Police Chief Beats Yilishen Ant Farmer

Police Chief Beats Yilishen Ant Farmer
Ant farmers mass at the Yilishen Tianxi Group headquarters in Shenyang, seeking recompense for the money lost in what turned out to be a giant government-promoted pyramid scheme. (Photo courtesy of ant farmers)
3/6/2008
Updated:
3/6/2008

[Editor’s Note: Yilishen Tianxi Group, a Shenyang-based company that sold ant-derived health-care products, went bankrupt in November 2007. The principle cause of the bankruptcy was disagreements between corporate and local officials.

Before the bankruptcy, many high-ranking government figures urged people to invest in Yilishen. Over an eight-year period, the company had recruited about a million people for its ant farms, collecting about 15 billion yuan (US$2.11 billion).

Yilishen workers who had lost their lives’ savings in the bankruptcy staged demonstrations around the company headquarters and provincial government offices, demanding government assistance in recovering their investments. In response, the military was called out to disperse the demonstrators. News of that and subsequent protests has been tightly suppressed by the Chinese regime.

On February 16, Al Jazeera English interviewed Shenyang ant farmer Liu Yang, at his home. The Al Jazeera’s video report of the Yilishen scandal has been made public via Youtube.

The event described below occurred after the release of Al Jazeera’s report.]

On March 1, at least 3,000 ant farmers gathered at the headquarters of Yilishen Tianxi Group in Shenyang City, Laioning Province to seek company officials’ help in recovering the farmers’ lost money. In response the head of Shenyang’s Public Security Bureau led plainclothes policemen in forcibly dispersing the ant farmers Liu Yang and his wife were both beaten by police.
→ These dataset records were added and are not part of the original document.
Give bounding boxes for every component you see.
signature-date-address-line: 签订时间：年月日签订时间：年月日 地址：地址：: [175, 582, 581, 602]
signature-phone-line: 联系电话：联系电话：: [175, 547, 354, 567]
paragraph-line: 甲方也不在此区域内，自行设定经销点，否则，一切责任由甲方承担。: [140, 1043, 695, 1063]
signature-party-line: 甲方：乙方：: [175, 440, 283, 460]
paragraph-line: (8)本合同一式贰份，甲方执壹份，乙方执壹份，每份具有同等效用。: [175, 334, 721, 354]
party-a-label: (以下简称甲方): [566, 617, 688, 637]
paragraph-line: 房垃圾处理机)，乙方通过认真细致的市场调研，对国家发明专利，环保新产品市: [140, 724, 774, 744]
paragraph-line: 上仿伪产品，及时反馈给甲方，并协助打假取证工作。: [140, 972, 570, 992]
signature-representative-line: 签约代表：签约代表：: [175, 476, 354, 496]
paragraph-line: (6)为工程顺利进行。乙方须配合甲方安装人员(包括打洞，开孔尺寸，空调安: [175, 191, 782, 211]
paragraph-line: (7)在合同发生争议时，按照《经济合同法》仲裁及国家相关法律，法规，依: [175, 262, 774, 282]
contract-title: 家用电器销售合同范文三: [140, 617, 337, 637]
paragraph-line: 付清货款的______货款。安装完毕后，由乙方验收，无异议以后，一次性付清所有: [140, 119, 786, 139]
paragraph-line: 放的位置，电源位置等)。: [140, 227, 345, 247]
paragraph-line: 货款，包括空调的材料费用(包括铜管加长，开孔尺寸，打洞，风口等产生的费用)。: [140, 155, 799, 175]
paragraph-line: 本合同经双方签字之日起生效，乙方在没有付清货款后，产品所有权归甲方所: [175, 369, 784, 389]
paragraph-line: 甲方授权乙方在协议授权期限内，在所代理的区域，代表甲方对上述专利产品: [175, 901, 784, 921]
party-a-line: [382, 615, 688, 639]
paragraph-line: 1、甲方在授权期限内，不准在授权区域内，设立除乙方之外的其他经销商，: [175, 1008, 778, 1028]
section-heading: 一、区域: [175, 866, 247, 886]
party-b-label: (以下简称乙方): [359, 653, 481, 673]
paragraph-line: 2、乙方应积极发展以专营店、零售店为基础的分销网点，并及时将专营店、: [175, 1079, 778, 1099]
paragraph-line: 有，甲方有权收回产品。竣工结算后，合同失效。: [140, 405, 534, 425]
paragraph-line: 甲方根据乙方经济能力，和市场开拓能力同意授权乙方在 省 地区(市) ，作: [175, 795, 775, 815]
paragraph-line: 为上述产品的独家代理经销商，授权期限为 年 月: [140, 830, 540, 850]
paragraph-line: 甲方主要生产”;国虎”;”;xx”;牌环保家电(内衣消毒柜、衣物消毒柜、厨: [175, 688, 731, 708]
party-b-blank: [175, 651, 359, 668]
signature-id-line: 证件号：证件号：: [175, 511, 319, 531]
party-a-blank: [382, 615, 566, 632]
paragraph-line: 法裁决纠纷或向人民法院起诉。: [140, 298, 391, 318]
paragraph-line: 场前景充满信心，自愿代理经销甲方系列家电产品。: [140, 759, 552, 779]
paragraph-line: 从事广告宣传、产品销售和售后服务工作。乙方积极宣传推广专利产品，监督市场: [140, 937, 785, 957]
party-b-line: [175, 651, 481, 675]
An Epoch Times reporter contacted Liu Yang on that evening. Liu Yang said he thought that the Security Chief, Kong, had brought plainclothes policemen to identify him and then beat him and his wife, in revenge upon him for exposing the Yilishen scandal to the whole world via Al Jazeera English.

Liu Yang said that during the demonstration, the jeep in which Kong rode stopped right in front of Liu. Kong pointed at him and told three plainclothes officers, “That is Liu Yang.” Then several plainclothes seized him and dragged him to a police car; at the same time many more policemen arrived at the scene. When Liu’s wife tried to protect her husband, one policeman grabbed her and threw her on the floor.

About a dozen policemen took turns beating and kicking Liu Yang and his wife, who tried to protect each other against the violence of the policemen. When Liu Yang forced into the police car, Kong grabbed Liu Yang’s wife’s hair and dragged her back, and then slapped her face three times.

Liu Yang said, “When those policemen saw their head himself beating us up, they started beating us up even worse; then they threw me inside the police car.”

The entire incident of Kong and the police beating Liu and his wife was videotaped by a journalist from a foreign TV network; this was confirmed by another ant farmer who had initially called the station.

The ant farmers said that the purpose of their going to Shenyang was to get their money back because authorities have frozen their payment for more than 50 days. The farmers are in need of money for their children’s tuition and for buying seeds and fertilizer for their crops, and for other essentials.

The regional police officials had warned the farmers not to go to Beijing to appeal during the “Two Sessions” (the annual Communist Party Congress) or to Shenyang to seek redress.

Ant farmers from Liaoning’s Benxi City, who were the first arrivals at Yilishen’s headquarters on March 1, said that when they arrived, at 8:00 a.m., the police were already on the site. As soon as groups demonstrators arrived, they were herded into waiting buses and taken to Sujiatun Stadium, where their names and other information was collected.

The reporter called the Shenyang Public Security Bureau on that evening and asked if the head’s last name was Kong, but the person who answered the phone refused to confirm or deny. He told the reporter that the Bureau Chief was only available by appointment and only met with representatives of certain departments.